Mit Beibooten fahren die Retter an die Flüchtlingsboote heran. Größere Schiffe nehmen die Menschen dann auf.
Mit Beibooten fahren die Retter an die Flüchtlingsboote heran. Größere Schiffe nehmen die Menschen dann auf. Foto: sea-eye.org

Der alte Fischkutter „Seefuchs“ der Hilfsorganisation „Sea-Eye“ ist für die 28-Jährige zehn Tage lang der neue Arbeitsplatz.

Ihren Traumberuf hatte Aline Watermann schon früh gefunden. Nach dem Abitur absolvierte sie ein Freiwilligenjahr in Togo. Im Anschluss studierte sie Politikwissenschaften. Seitdem ist sie als Referentin für entwicklungspolitische Arbeit tätig, vor allem beim Eine-Welt-Netz NRW. Ihre Motivation: „Ich versuche, positive Impulse für eine gerechte Welt zu geben.“

Für Watermann ist es die erste Rettungsmission auf dem Mittelmeer: „Für mich war klar: Das ist gerade die Art und Weise, wie ich mich engagieren möchte.“ Bevor es losgeht, müssen die Freiwilligen bei „Sea-Eye“ ein Training absolvieren: „Dabei geht es um Sicherheit, Bootskunde und auch den Austausch mit Erfahrenen.“

Die Mission startete in dieser Woche von Malta und dauert zehn Tage – zumindest wenn das Wetter mitspielt, sagt Watermann. Die Retter halten Ausschau nach Flüchtlingsboten. Sehen sie eines oder bekommen über Funk Hinweise, fährt als erstes eine kleine Crew – bestehend aus Arzt, Funker und einem, der den Kontakt zu den Flüchtlingen sucht – mit einem Beiboot heran. Es werden Rettungswesten verteilt, sagt Watermann: „Das ist immer der erste Schritt.“

Die Helfer schauen sich die Situation genau an: Verliert das Boot Luft? Sind Schwangere, Verletzte oder Kinder an Bord? Notfälle würden direkt behandelt, sagt Watermann. Aber nur selten kommen die Flüchtlinge auf die „Sea-Eye“-Kutter. „Die sind nicht für den Menschentransport ausgelegt“, so Watermann. Mit Rettungsinseln und Trinkwasser versorge man die Flüchtlinge. Es werden Küstenwachen angefunkt, die die Menschen aufnehmen.
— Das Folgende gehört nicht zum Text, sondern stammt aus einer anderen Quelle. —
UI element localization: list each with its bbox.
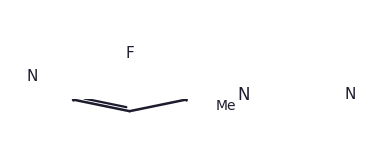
- Text: N: N: [238, 86, 250, 104]
- Text: N: N: [26, 69, 38, 84]
- Text: Me: Me: [215, 99, 236, 113]
- Text: F: F: [125, 46, 134, 61]
- Text: N: N: [345, 87, 356, 102]
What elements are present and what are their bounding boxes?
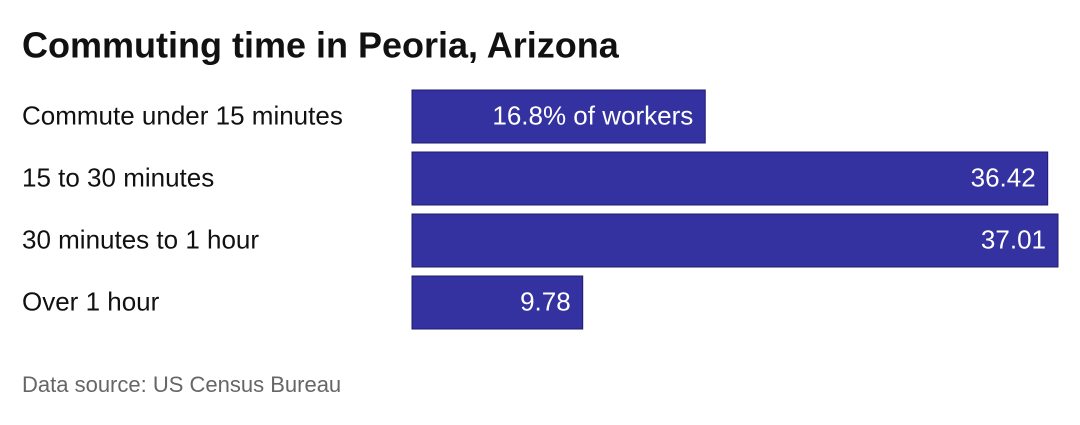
value-label: 9.78 (520, 286, 571, 316)
bar (411, 275, 584, 330)
source-note: Data source: US Census Bureau (22, 372, 341, 397)
bar (411, 89, 706, 144)
value-label: 36.42 (971, 162, 1036, 192)
chart-title: Commuting time in Peoria, Arizona (22, 25, 620, 66)
value-label: 37.01 (981, 224, 1046, 254)
bar (411, 151, 1049, 206)
category-label: 15 to 30 minutes (22, 162, 214, 192)
category-label: 30 minutes to 1 hour (22, 224, 259, 254)
bar (411, 213, 1059, 268)
category-label: Over 1 hour (22, 286, 160, 316)
value-label: 16.8% of workers (492, 100, 693, 130)
category-label: Commute under 15 minutes (22, 100, 343, 130)
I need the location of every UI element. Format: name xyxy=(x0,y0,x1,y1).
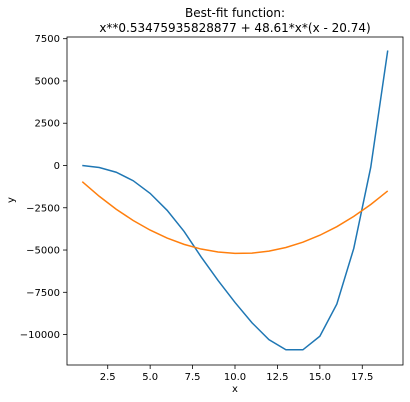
x-tick-label: 17.5 xyxy=(351,372,373,383)
chart-title-line-2: x**0.53475935828877 + 48.61*x*(x - 20.74… xyxy=(99,21,371,35)
x-tick-label: 10.0 xyxy=(224,372,246,383)
plot-frame xyxy=(66,36,404,366)
y-tick-label: −7500 xyxy=(26,288,60,299)
x-tick-label: 15.0 xyxy=(309,372,331,383)
axes-layer: 2.5 5.0 7.5 10.0 12.5 15.0 17.5 −10000 −7500 −500… xyxy=(20,34,404,383)
x-tick-label: 2.5 xyxy=(100,372,116,383)
y-tick-label: 7500 xyxy=(35,34,60,45)
y-axis-label: y xyxy=(6,197,17,203)
chart-title-line-1: Best-fit function: xyxy=(184,6,286,20)
x-axis-label: x xyxy=(232,384,238,395)
series-layer xyxy=(81,50,389,351)
y-tick-label: 2500 xyxy=(35,119,60,130)
series-line-2 xyxy=(81,181,389,255)
y-tick-label: −10000 xyxy=(20,330,60,341)
y-tick-label: −5000 xyxy=(26,246,60,257)
y-tick-label: 5000 xyxy=(35,76,60,87)
series-line-1 xyxy=(82,50,389,351)
y-tick-label: 0 xyxy=(54,161,60,172)
y-tick-label: −2500 xyxy=(26,203,60,214)
x-tick-label: 5.0 xyxy=(142,372,158,383)
x-tick-label: 7.5 xyxy=(185,372,201,383)
x-tick-label: 12.5 xyxy=(266,372,288,383)
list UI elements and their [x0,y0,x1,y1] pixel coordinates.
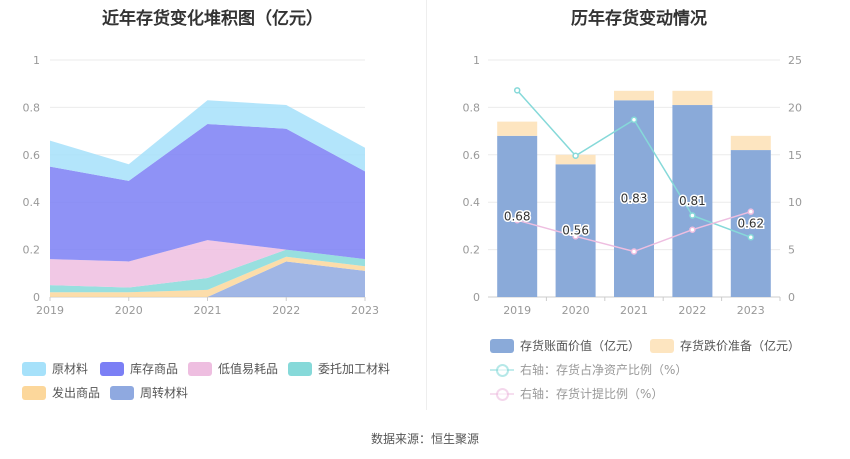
area-series-2 [50,256,365,297]
point-inventory-to-net-assets [572,152,579,159]
left-legend-item[interactable]: 发出商品 [22,384,100,401]
legend-label: 低值易耗品 [218,362,279,376]
legend-swatch [22,385,46,400]
right-y2-tick-label: 20 [788,101,802,114]
point-inventory-to-net-assets [747,234,755,241]
bar-book-value [672,105,713,297]
left-legend-item[interactable]: 库存商品 [100,360,178,377]
left-chart-title: 近年存货变化堆积图（亿元） [102,9,323,29]
legend-label: 右轴：存货计提比例（%） [520,387,664,401]
left-x-tick-label: 2023 [351,304,379,317]
left-y-tick-label: 1 [33,54,40,67]
legend-swatch [110,385,134,400]
left-x-tick-label: 2021 [194,304,222,317]
bar-impairment-reserve [672,90,713,106]
right-x-tick-label: 2021 [620,304,648,317]
left-y-tick-label: 0.6 [23,149,41,162]
point-provision-ratio [513,216,521,224]
legend-swatch [490,363,514,377]
left-y-tick-label: 0.8 [23,101,41,114]
legend-swatch [490,387,514,401]
bar-value-label: 0.56 [562,224,589,238]
area-series-4 [50,240,365,288]
point-provision-ratio [630,248,638,255]
left-y-tick-label: 0 [33,291,40,304]
left-y-tick-label: 0.2 [23,244,41,257]
legend-label: 发出商品 [52,386,101,400]
right-y-tick-label: 0.6 [463,149,481,162]
legend-swatch [650,338,674,353]
right-y2-tick-label: 10 [788,196,802,209]
left-x-tick-label: 2020 [115,304,143,317]
legend-swatch [490,338,514,353]
panel-divider [426,0,427,410]
left-legend-item[interactable]: 委托加工材料 [288,360,390,377]
area-series-3 [50,249,365,293]
left-legend-item[interactable]: 周转材料 [110,384,188,401]
right-y-tick-label: 0.2 [463,244,481,257]
bar-value-label: 0.62 [737,217,764,231]
left-y-tick-label: 0.4 [23,196,41,209]
bar-book-value [730,150,771,297]
bar-book-value [497,135,538,297]
legend-swatch [288,361,312,376]
bar-book-value [614,100,654,297]
bar-impairment-reserve [730,135,771,151]
bar-value-label: 0.68 [504,209,531,223]
right-legend-item[interactable]: 右轴：存货占净资产比例（%） [490,361,687,378]
left-x-tick-label: 2022 [272,304,300,317]
bar-impairment-reserve [497,121,538,136]
point-provision-ratio [747,208,755,215]
bar-impairment-reserve [614,90,654,101]
right-y2-tick-label: 5 [788,244,795,257]
right-y2-tick-label: 0 [788,291,795,304]
legend-label: 原材料 [52,362,89,376]
left-legend-item[interactable]: 低值易耗品 [188,360,278,377]
left-x-tick-label: 2019 [36,304,64,317]
right-legend-item[interactable]: 存货跌价准备（亿元） [650,337,800,354]
right-x-tick-label: 2020 [562,304,590,317]
area-series-5 [50,123,365,262]
area-series-1 [50,261,365,297]
legend-swatch [100,361,124,376]
left-legend-item[interactable]: 原材料 [22,360,88,377]
point-inventory-to-net-assets [689,212,696,219]
right-x-tick-label: 2023 [737,304,765,317]
legend-swatch [188,361,212,376]
point-provision-ratio [689,226,696,233]
point-inventory-to-net-assets [630,116,638,123]
right-y-tick-label: 1 [473,54,480,67]
right-legend-item[interactable]: 右轴：存货计提比例（%） [490,385,663,402]
right-y2-tick-label: 25 [788,54,802,67]
legend-label: 周转材料 [140,386,189,400]
right-x-tick-label: 2022 [678,304,706,317]
point-inventory-to-net-assets [513,87,521,94]
right-x-tick-label: 2019 [503,304,531,317]
bar-impairment-reserve [555,154,596,165]
bar-value-label: 0.83 [621,192,648,206]
right-y-tick-label: 0.4 [463,196,481,209]
bar-value-label: 0.81 [679,194,706,208]
right-legend-item[interactable]: 存货账面价值（亿元） [490,337,640,354]
legend-swatch [22,361,46,376]
legend-label: 库存商品 [130,362,179,376]
legend-label: 存货账面价值（亿元） [520,339,641,353]
data-source-footer: 数据来源：恒生聚源 [370,432,479,446]
right-y-tick-label: 0.8 [463,101,481,114]
legend-label: 右轴：存货占净资产比例（%） [520,363,688,377]
legend-label: 委托加工材料 [318,362,391,376]
bar-book-value [555,164,596,297]
area-series-6 [50,100,365,181]
right-y2-tick-label: 15 [788,149,802,162]
right-chart-title: 历年存货变动情况 [571,9,707,29]
right-y-tick-label: 0 [473,291,480,304]
point-provision-ratio [572,233,579,240]
legend-label: 存货跌价准备（亿元） [680,339,801,353]
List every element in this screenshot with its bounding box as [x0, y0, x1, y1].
Watermann erläutert: „Wir können mit den Schiffen keine Menschen an Bord nehmen und bis nach Italien bringen, ohne uns selbst in Gefahr zu bringen.“

Rettungsschiffe wie die von „Sea-Eye“ fahren zwar vor der Küste Libyens, aber nicht im libyschen Wassergebiet. „Wir nutzen nur internationale Gewässer“, so Aline Watermann. Das sei wegen der aktuellen Spannungen notwendig. Auch die libysche Küstenwache birgt Flüchtlinge – und bringt sie zurück an die afrikanische Küste. Freiwillige müssen Flüchtlinge der libyschen Küstenwache übergeben. Widersetzen sie sich, wird es oft gefährlich. Laut Medienberichten wurde mit Gewalt durch Schusswaffen gedroht.

Obwohl es eine gefährliche Mission ist, ist Aline Watermann davon überzeugt: „Es hat mich so berührt und bewegt, wie drastisch die Lage ist.“ Sie habe Familie in Frankreich, kenne das Mittelmeer nur mit schönen Stränden: „Ich will nicht hinnehmen, dass da täglich so viele Menschen den Tod finden.“ Von Freunden und Verwandten wird sie in ihrem Vorhaben unterstützt. „Mein Partner macht sich natürlich auch Sorgen“, sagt Watermann. Schließlich gebe es in den Gewässern auch Piraterie.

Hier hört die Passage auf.